Meta in-jokes are fun and if pulled off just right add to the over all experience. We're put on the same level as the creator, we're interacting with whats happening and feel like we're being let in to the Writer / Directors confidence. Of course if they're pulled off wrong it's just a cheap sting.
The second level is what I like to think of as The Great Game. Bringing the fiction into reality. This sort of started with Sherlock Holmes, but it's also found in stuff like Bernard Cromwell's Sharp series. This "level" deliberately blurs the lines between fact and fiction. Taking historical events and weaving them into the story, bringing up something like September 11th is a good example. Not in metaphor, but directly and having it as a motivation for a characters actions as was done in Farscape at one point.
Blurring the lines like this really adds a sense of realism to a story. The Scream films used this sort of meta-fiction perfectly. By acknowledging the codes and conventions of horror films, making classic horror films fiction in story, we felt like we were on the same level as the characters. That they were real people and not the bland ignorant cyphers of the previous twenty years.
That's the point of this level, blur the lines and you make fiction more real. Throw in a few twists and you make the characters people we can relate to. This doesn't always work but it can be very interesting to see pulled off.
The third though, well let's jut say it's mindfu*k time! The third level is what happens when the fiction acknowledges that it is fiction. It's literally having a character going on a quest to find god and meeting his Writer / Creator. In this you all sorts of questions, with the Character asking fundamental questions about their own existence and why. This was done to great effect in Grant Morrison's run on Animal Man, which I highly rate. Another point with this level is it often pulls the other two in with it. Littering the story with real world references and history. Stargate's two hundredth episode featured a writer coming to the team looking for ideas for scripts! The episode was littered with so meny in jokes and stings that it was all one big gag.

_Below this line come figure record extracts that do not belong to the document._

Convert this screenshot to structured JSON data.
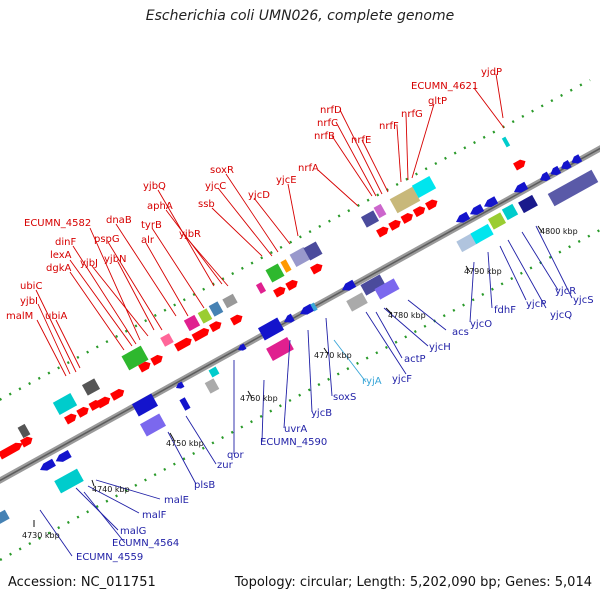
{
  "title": "Escherichia coli UMN026, complete genome",
  "accession": "Accession: NC_011751",
  "summary": "Topology: circular; Length: 5,202,090 bp; Genes: 5,014",
  "ticks": [
    "4730 kbp",
    "4740 kbp",
    "4750 kbp",
    "4760 kbp",
    "4770 kbp",
    "4780 kbp",
    "4790 kbp",
    "4800 kbp"
  ],
  "top_labels": [
    "malM",
    "ubiA",
    "ubiC",
    "yjbI",
    "dgkA",
    "lexA",
    "dinF",
    "ECUMN_4582",
    "yjbJ",
    "yjbN",
    "pspG",
    "dnaB",
    "alr",
    "tyrB",
    "yjbQ",
    "aphA",
    "yjbR",
    "ssb",
    "yjcC",
    "soxR",
    "yjcD",
    "yjcE",
    "nrfA",
    "nrfB",
    "nrfC",
    "nrfD",
    "nrfE",
    "nrfF",
    "nrfG",
    "gltP",
    "ECUMN_4621",
    "yjdP"
  ],
  "bottom_labels": [
    "ECUMN_4559",
    "malG",
    "ECUMN_4564",
    "malF",
    "malE",
    "plsB",
    "zur",
    "qor",
    "ECUMN_4590",
    "uvrA",
    "yjcB",
    "soxS",
    "ryjA",
    "yjcF",
    "actP",
    "yjcH",
    "acs",
    "yjcO",
    "fdhF",
    "yjcP",
    "yjcQ",
    "yjcR",
    "yjcS"
  ],
  "colors": {
    "top_label": "#d60000",
    "bottom_label": "#1f1fa6",
    "rna_label": "#3aa6d8",
    "forward_gene": "#ff0000",
    "reverse_gene": "#1414cc",
    "backbone": "#8c8c8c",
    "gc_dots": "#2a9a2a"
  }
}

Take look at another of the corner stones of this level, Yes Virginia, There Is A Hercules, from Hercules:- The Legendary Journeys. In fact, for god's sake do. It's one of the three episodes that makes that show worth while. While on the surface it's just a clip show the framing device is so meta (ironically a Greek word…) that it makes your head spin. We see the production team, played by the main cast in exaggerated roles, fighting amongst themselves and we have the Greek gods appear to them, in character and with all their powers. The sting of this episode is even more barmy. Kevin Sorbo arrives to defeat the Gods, saying that he really is the greek demi-god and Kevin Sorbo is a cover.
This level of meta-fiction doesn't just blur the lines between one fiction and another, but flat out crushes them all, even those between fiction and reality, completely. It's like taking a bulldozer to the actor's forth wall and then detonating it with a truck full of C4. Almost anything can happen when you wheel this out, from George Lucas meeting Darth Vader to the TARDIS landing in the middle of the Doctor Who set!
With this level you can either have fun, or ask some of the most difficult philosophical questions you'll ever see. Either way the audience will be equally confused and enthralled.
So, in summation, Meta-fiction is a way to blur the lines between fiction and reality, in storytelling, to enhance the experience for the audience. That was the short version if anyone asks!